Hubiera sido ridículo hacerse decir la buenaventura andando por las calles. Por tanto rogué a la linda hechicera me permitiese acompañarla a su domicilio para tales fines. Accedió sin dificultad, pero quiso conocer una vez más la marcha del tiempo y me rogó de nuevo que hiciera dar la hora a mi reloj.
-¿Es de oro, verdad? – dijo, examinándolo con excesiva atención.
Yo asentí, aunque ella ya se había dado cuenta. Pero estaba inmerso en distintas emociones. ¿Realmente iba a encontrarme con José Navarra? ¿En Córdoba? Según me había comentado mi bandido, era Sevilla el destino de su viaje. Quise quitarme estas dudas preguntándole a la gitana, pero ¿cómo iba yo a explicar que había conocido a su amante? Así las cosas, creí conveniente callar y seguir caminando al lado de Carmen, sin saber si yo terminaría en un tugurio de donde jamás saldría vivo, o si sería esa mujer la divina conductora hacia el destino de mis acalorados pensamientos.
Pasamos el puente del Guadalquivir, y en la extremidad del arrabal nos detuvimos delante de una casa que ciertamente no tenía la apariencia de un palacio. Vino a abrirnos un niño. La gitana le dijo algunas palabras en una lengua para mí desconocida y que más tarde supe era el romaní, o chipén cañí, el idioma de los gitanos. El muchacho desapareció en seguida, dejándonos en una habitación bastante amplia, amueblada con una mesita, dos taburetes y un arca. Miré todo con disimulado interés, buscando algún rastro que me permitiera reconocer la presencia de Don José. Pero no encontré ningún indicio, nada. Un poco desalentado observé nuevamente a la bella mujer, empezando a preguntarme qué diablos hacía yo ahí.
En cuanto estuvimos solos, la gitana sacó del arca una baraja que parecía haberse usado bastante, un imán, un camaleón disecado y algunos objetos más, necesarios para su arte. Ella apagó todas las luces innecesarias, y sólo quedó un pequeño círculo de claridad entorno a una vela minúscula que tremolaba dentro de un cuenco profundo sobre la mesita.

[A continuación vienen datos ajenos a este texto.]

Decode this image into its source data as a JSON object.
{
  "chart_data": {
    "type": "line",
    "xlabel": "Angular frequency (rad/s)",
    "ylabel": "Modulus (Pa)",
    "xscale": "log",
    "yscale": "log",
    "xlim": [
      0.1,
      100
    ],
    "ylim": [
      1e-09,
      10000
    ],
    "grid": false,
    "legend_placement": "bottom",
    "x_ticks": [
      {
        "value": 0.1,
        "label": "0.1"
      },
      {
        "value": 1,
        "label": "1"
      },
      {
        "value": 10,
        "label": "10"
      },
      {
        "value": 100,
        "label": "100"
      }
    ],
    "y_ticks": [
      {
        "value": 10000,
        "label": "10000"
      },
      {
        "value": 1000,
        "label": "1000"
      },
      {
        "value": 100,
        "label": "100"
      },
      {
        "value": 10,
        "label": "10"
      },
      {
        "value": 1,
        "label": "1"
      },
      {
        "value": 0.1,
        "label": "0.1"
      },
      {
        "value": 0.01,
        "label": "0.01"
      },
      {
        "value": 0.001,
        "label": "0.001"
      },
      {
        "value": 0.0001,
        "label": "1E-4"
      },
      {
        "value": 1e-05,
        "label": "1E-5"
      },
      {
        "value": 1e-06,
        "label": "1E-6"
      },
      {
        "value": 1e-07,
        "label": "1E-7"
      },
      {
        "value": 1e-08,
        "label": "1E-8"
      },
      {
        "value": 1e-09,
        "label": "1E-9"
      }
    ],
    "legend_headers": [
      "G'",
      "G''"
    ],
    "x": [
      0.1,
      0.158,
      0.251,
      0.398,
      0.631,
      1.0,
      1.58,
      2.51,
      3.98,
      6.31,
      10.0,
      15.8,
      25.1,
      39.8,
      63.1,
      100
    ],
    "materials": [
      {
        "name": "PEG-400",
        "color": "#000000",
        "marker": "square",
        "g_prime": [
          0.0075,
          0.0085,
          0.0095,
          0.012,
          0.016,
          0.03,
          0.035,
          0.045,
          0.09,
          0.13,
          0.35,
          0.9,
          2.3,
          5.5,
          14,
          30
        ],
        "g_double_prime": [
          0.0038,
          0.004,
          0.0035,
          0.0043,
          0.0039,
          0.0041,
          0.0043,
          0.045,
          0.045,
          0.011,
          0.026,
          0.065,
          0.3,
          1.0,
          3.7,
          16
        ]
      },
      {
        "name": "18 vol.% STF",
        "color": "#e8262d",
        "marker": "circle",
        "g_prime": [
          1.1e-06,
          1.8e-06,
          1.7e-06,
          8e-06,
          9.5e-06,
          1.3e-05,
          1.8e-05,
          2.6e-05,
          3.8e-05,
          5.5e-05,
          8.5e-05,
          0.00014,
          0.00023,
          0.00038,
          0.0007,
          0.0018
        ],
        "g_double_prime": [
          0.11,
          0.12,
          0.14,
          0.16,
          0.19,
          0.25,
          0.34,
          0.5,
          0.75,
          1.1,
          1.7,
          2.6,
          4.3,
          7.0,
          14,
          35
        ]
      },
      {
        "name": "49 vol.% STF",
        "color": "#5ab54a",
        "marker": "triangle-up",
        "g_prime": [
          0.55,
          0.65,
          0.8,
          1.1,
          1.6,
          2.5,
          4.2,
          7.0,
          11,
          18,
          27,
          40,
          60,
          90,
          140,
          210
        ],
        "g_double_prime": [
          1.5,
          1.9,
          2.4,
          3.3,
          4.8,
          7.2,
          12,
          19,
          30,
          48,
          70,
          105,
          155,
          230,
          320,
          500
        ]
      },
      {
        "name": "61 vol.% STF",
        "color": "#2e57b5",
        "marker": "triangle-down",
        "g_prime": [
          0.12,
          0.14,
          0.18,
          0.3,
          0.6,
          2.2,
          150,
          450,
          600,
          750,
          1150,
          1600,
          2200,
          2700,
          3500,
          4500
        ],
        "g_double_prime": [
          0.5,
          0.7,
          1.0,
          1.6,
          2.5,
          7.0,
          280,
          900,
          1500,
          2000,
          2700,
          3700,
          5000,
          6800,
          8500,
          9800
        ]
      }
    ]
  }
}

Increíblemente, me interesé de lleno en su ritual. Sobre todo, porque en un momento determinado, en medio de sus ceremonias mágicas, se puso muy seria y me miró con la fijeza más intensa que me había dirigido. Me dijo entonces, con una expresión de sabia superioridad, que había comenzado un cambio importante en mi vida, pero que también otra persona estaba involucrada en ese devenir del destino. Todo lo decía de una manera muy misteriosa, y ella misma empezó a mostrar un interés muy especial sobre los designios de mi propio sino.
Mis ojos se abrieron en señal de asombro, evidentemente, Carmen era una experta completísima en el arte de la adivinación. Cuando ella, con un extraño rictus en su seño, iba a proseguir, alentada por mi profundo y creciente interés, desgraciadamente, pronto vinieron a molestarnos.
De repente, se abrió la puerta con violencia y un hombre, embozado hasta los ojos en una capa oscura, entró en la habitación de una manera poco correcta. No comprendí lo que dijo, pero el tono de su voz indicaba que estaba de muy mal humor.
Al verlo, la gitana no demostró ni sorpresa ni cólera, pero corrió a su encuentro, y con una volubilidad extraordinaria le dirigió algunas frases en la lengua misteriosa que ya había empleado delante de mí. La palabra “payo”, frecuentemente repetida, era la única que yo comprendía. Yo sabía que los gitanos designan así a todo hombre que sea extraño a su raza. Suponiendo que se trataba de mí, disponíame a una explicación delicada; ya había echado mano a la pata de uno de los taburetes, e íntimamente, hacía silogismos para adivinar el momento crítico en que le correspondería lanzarla sobre la cabeza del intruso. Éste apartó rudamente a la gitana y se dirigió hacia mí; luego, dando un paso atrás, exclamó:
-¡Ah! Pero ¿es usted?
Le divisé a mi vez, y, en medio de las penumbras intenté mirar los ojos del violento hombre. Entonces, él apartó la capa de su rostro, observándome con una expresión de asombro y una contenida e intensa alegría. ¡Era Don José!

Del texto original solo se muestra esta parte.